Insights, tools and research to advance journalism

Need to Know: June 19, 2017

Fresh useful insights for people advancing quality, innovative and sustainable journalism


You might have heard: Basic analytics are coming to Apple’s podcasting platform, offering data on what parts of an episode people listen to and when they stop listening (Recode)

But did you know: The audience for online radio and podcast is continuing to grow, Pew says (Pew Research Center)
Over the last decade, terrestrial (AM/FM) radio has remained steady, Pew Research Center says: Terrestrial radio reaches almost the entire U.S. population, and its revenue has remained flat. What’s growing, Pew says, is online radio and podcast audiences. In 2016, 91% of all Americans age 12 and older listened to terrestrial radio in a given week, a number that’s changed little since 2009. Meanwhile, online radio and podcast audiences have shown significant growth: In 2009, 17 percent of Americans age 12 and older listened to online radio or podcasts in a given week; in 2017, that number was 53 percent. And since 2006, the number of Americans listening to podcasts has grown significantly: In 2017, 4 in 10 Americans age 12 or older report ever having listened to a podcast, and 24 percent have listened to a podcast in the last month; in 2008, that number was just 9 percent.
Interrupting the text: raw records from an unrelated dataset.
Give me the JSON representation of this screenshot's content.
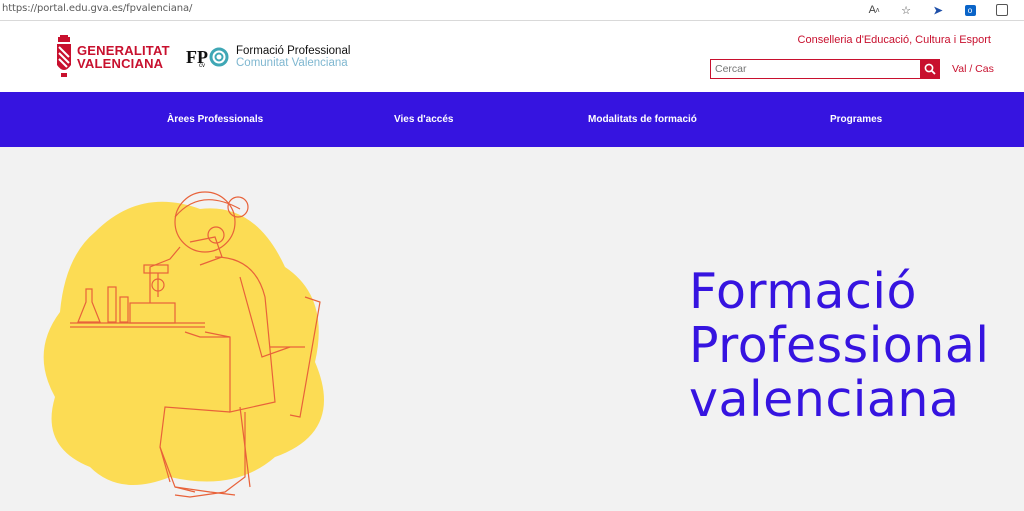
{
  "browser": {
    "url": "https://portal.edu.gva.es/fpvalenciana/",
    "icons": [
      "read-aloud-icon",
      "favorite-icon",
      "extension-icon",
      "outlook-icon",
      "pocket-icon"
    ]
  },
  "header": {
    "gva_logo_line1": "GENERALITAT",
    "gva_logo_line2": "VALENCIANA",
    "fp_logo_line1": "Formació Professional",
    "fp_logo_line2": "Comunitat Valenciana",
    "conselleria": "Conselleria d'Educació, Cultura i Esport",
    "search_placeholder": "Cercar",
    "lang": "Val / Cas"
  },
  "nav": {
    "items": [
      {
        "label": "Àrees Professionals"
      },
      {
        "label": "Vies d'accés"
      },
      {
        "label": "Modalitats de formació"
      },
      {
        "label": "Programes"
      }
    ]
  },
  "hero": {
    "title_line1": "Formació",
    "title_line2": "Professional",
    "title_line3": "valenciana"
  },
  "colors": {
    "brand_red": "#c8102e",
    "nav_blue": "#3614e0",
    "blob_yellow": "#fcdc54",
    "line_orange": "#e8623a"
  }
}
+ Noted: Los Angeles Times is offering buyouts to some newsroom employees, a decision that editor and publisher Davan Maharaj attributes to industry conditions (Poynter); “Will Tronc get squeezed out of a Sun-Times acquisition?” (The Street); Financial Times is splitting up its video content into verticals, trying to target more specific audiences and appeal to prospective advertisers (Digiday); Quartz creates a bot that scans new Trump tweets and compares them to tweets in Trump’s pre-inauguration archive (Quartz); Facebook could let people subscribe to publications through its app by the end of the year (Digiday)
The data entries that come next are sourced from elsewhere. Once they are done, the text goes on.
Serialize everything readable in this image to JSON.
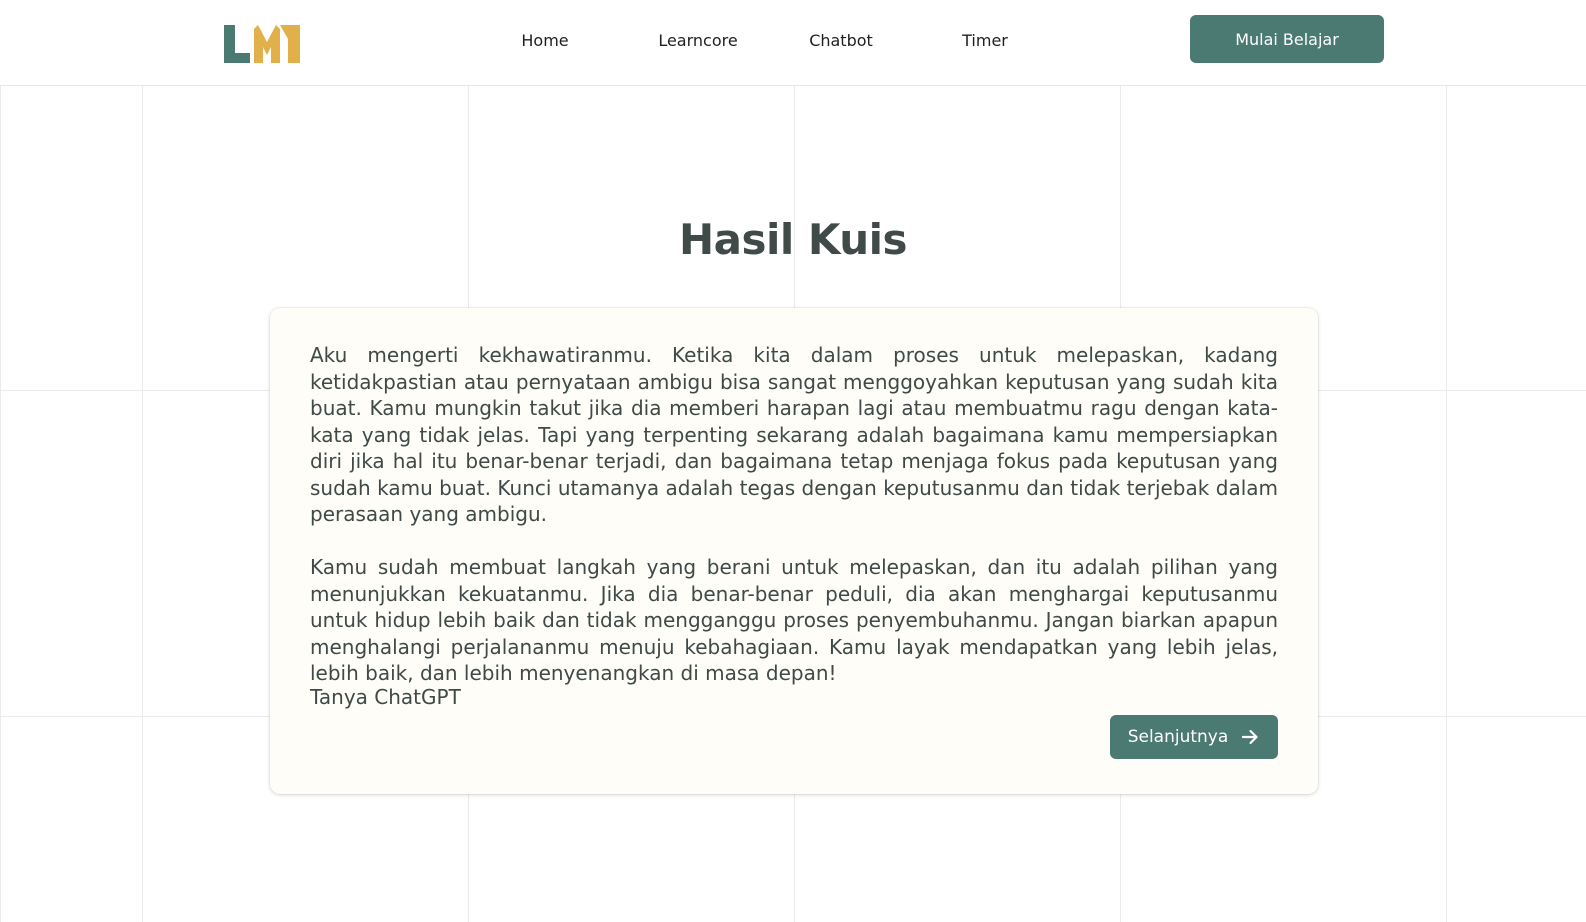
{
  "header": {
    "logo_text": "LM",
    "nav": [
      {
        "label": "Home"
      },
      {
        "label": "Learncore"
      },
      {
        "label": "Chatbot"
      },
      {
        "label": "Timer"
      }
    ],
    "cta_label": "Mulai Belajar"
  },
  "main": {
    "title": "Hasil Kuis",
    "card": {
      "paragraphs": [
        "Aku mengerti kekhawatiranmu. Ketika kita dalam proses untuk melepaskan, kadang ketidakpastian atau pernyataan ambigu bisa sangat menggoyahkan keputusan yang sudah kita buat. Kamu mungkin takut jika dia memberi harapan lagi atau membuatmu ragu dengan kata-kata yang tidak jelas. Tapi yang terpenting sekarang adalah bagaimana kamu mempersiapkan diri jika hal itu benar-benar terjadi, dan bagaimana tetap menjaga fokus pada keputusan yang sudah kamu buat. Kunci utamanya adalah tegas dengan keputusanmu dan tidak terjebak dalam perasaan yang ambigu.",
        "Kamu sudah membuat langkah yang berani untuk melepaskan, dan itu adalah pilihan yang menunjukkan kekuatanmu. Jika dia benar-benar peduli, dia akan menghargai keputusanmu untuk hidup lebih baik dan tidak mengganggu proses penyembuhanmu. Jangan biarkan apapun menghalangi perjalananmu menuju kebahagiaan. Kamu layak mendapatkan yang lebih jelas, lebih baik, dan lebih menyenangkan di masa depan!"
      ],
      "signature": "Tanya ChatGPT",
      "next_label": "Selanjutnya",
      "next_icon": "arrow-right-icon"
    }
  },
  "colors": {
    "primary": "#4a7a72",
    "logo_teal": "#4a7a72",
    "logo_gold": "#e2b04a",
    "card_bg": "#fefdf8",
    "text": "#3f4a48",
    "grid_line": "#ebebeb"
  }
}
Tips for applying for foundation grants (
More news organizations are looking to philanthropic support as a way to fund their journalism. But journalists and news organizations turning to philanthropic support often struggle to quantify their impact and raison d’être, Democracy and Media Foundation director Nienke Venema says. Venema shares four tips for journalists and news organizations looking to get projects funded: Impact doesn’t always have to come in the form of estimated audience numbers, show that you’ve considered your audience, pitch projects you believe in over projects you think the funder will like, and try to build a relationship with the foundation.
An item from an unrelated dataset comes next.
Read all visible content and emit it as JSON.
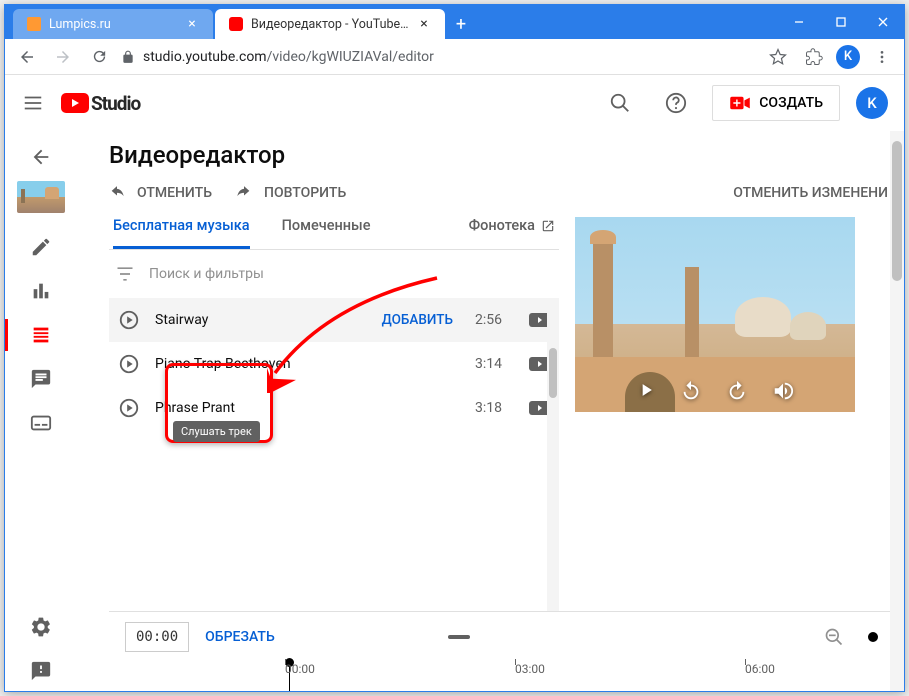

+ Earlier: API’s research on the ethical terrain of nonprofit journalism shows that philanthropic funding is becoming an important source of revenue for some commercial news organizations; Our guidelines for nonprofit funders and news organizations on navigating those relationships and our Strategy Study on how commercial and nonprofit newsrooms can work together to benefit and change journalism


‘This was the election where the newspapers lost their monopoly on the political news agenda’ (BuzzFeed News)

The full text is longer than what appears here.